England could build 2.3 million homes if land ‘incorrectly’ classified as Green Belt was made available for development, according to property developer StripeHomes.
England’s Green Belt land currently covers 1.7 million hectares, equivalent to almost 17 billion square feet.
There large areas, particularly those classed as ‘Metropolitan Green Belt’, that some believe have been wrongly classified and could help when it comes to solving the housing crisis.
Just 1% of the nation’s 17bn square feet of Green Belt is amounts to 169 million square feet of land.
James Forrester, managing director of StripeHomes, said: “Building on England’s Green Belt land should be a last resort when all else fails but it’s fair to say that failure is an understatement when it comes to the government’s attempts to address the current housing crisis.
“It’s also fair to say that there are large areas of Green Belt land that have been wrongly classified and are actually made up of former industrial sites and other plots that bring little benefit to the wider area in their current state.
“Utilising these wrongly classified plots could help deliver a great deal more homes and address the current housing crisis and, as our research shows, just 1% could go a long way.
“What’s more, wise and conscientious development on such plots of land could actually make the space ‘greener’ and more sustainable, as well as bringing greater benefit to the wider community.”

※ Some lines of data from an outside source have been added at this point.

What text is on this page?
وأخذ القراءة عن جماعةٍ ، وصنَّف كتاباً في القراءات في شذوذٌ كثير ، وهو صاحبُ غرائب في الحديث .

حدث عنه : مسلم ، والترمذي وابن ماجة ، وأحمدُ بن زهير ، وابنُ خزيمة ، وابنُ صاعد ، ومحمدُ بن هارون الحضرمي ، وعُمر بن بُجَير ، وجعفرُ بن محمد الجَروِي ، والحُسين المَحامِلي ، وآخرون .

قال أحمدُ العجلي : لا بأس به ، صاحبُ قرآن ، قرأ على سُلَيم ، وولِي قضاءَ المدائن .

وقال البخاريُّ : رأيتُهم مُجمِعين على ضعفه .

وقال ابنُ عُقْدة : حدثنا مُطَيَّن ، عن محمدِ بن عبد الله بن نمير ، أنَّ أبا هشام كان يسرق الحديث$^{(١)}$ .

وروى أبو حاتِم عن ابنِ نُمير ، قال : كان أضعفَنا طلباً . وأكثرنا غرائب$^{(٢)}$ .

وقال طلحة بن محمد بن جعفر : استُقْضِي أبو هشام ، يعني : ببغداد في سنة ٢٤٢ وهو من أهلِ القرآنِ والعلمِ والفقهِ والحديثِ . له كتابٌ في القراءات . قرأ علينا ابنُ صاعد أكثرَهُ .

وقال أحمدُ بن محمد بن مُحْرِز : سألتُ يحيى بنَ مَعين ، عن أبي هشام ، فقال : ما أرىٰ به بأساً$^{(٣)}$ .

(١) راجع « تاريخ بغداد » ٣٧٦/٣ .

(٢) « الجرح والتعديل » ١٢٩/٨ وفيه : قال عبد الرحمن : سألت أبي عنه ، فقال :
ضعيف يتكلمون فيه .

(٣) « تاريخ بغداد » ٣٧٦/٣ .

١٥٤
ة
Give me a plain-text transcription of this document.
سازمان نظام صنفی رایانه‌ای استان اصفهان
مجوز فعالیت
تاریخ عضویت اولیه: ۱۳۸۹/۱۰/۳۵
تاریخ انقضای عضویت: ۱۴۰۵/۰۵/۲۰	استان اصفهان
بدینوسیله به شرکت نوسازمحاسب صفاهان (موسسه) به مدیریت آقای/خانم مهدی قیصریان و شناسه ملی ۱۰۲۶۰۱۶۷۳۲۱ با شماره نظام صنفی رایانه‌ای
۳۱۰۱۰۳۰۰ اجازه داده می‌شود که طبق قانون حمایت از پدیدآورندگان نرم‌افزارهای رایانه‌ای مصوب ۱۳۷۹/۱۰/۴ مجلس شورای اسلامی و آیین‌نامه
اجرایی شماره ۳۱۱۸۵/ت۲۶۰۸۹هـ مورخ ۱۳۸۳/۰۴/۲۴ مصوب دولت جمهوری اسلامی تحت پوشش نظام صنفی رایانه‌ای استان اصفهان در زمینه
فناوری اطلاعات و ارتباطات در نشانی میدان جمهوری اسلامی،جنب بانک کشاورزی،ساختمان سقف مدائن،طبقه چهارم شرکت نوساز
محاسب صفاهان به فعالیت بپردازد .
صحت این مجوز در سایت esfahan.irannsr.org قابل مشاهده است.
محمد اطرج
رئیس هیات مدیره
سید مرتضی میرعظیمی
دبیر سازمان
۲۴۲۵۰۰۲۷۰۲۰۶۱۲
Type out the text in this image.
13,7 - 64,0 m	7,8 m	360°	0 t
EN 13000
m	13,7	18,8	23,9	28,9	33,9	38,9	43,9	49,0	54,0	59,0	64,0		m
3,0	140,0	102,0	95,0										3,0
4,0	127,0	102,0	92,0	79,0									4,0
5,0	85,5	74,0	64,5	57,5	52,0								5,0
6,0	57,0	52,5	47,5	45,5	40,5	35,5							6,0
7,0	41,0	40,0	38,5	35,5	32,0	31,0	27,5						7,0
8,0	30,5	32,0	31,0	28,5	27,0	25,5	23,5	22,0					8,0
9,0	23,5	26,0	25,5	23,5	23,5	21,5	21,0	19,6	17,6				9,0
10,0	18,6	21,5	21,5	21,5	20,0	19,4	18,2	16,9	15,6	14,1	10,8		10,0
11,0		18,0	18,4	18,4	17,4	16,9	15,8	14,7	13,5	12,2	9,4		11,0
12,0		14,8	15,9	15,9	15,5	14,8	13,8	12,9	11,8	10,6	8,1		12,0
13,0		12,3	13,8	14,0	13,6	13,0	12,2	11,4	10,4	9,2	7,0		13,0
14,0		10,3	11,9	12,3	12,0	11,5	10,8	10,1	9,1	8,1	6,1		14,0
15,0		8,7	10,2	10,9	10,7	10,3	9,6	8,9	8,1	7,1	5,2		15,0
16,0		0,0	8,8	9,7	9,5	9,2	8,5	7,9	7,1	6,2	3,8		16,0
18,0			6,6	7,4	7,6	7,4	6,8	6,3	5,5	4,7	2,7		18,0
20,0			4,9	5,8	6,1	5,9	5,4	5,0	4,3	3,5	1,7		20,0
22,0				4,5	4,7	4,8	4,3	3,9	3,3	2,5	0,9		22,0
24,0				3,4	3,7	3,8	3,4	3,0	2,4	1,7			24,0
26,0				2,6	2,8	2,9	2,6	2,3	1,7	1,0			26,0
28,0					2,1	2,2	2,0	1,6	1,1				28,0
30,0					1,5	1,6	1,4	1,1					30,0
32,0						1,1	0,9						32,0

In England’s South East, there are 356,000 hectares of Green Belt land. Using the same calculation as above, using just 1% of this land is enough to build more than 484,000 new homes with a combined value of £207.5 billion.
1% of West Midlands Green Belt is enough for 361,000 new homes; 1% of the land in Yorkshire & Humber is enough space for 357,000 new homes; and 1% of the North West’s 256,000 hectares of Green Belt land is room enough for more than 348,000 new homes.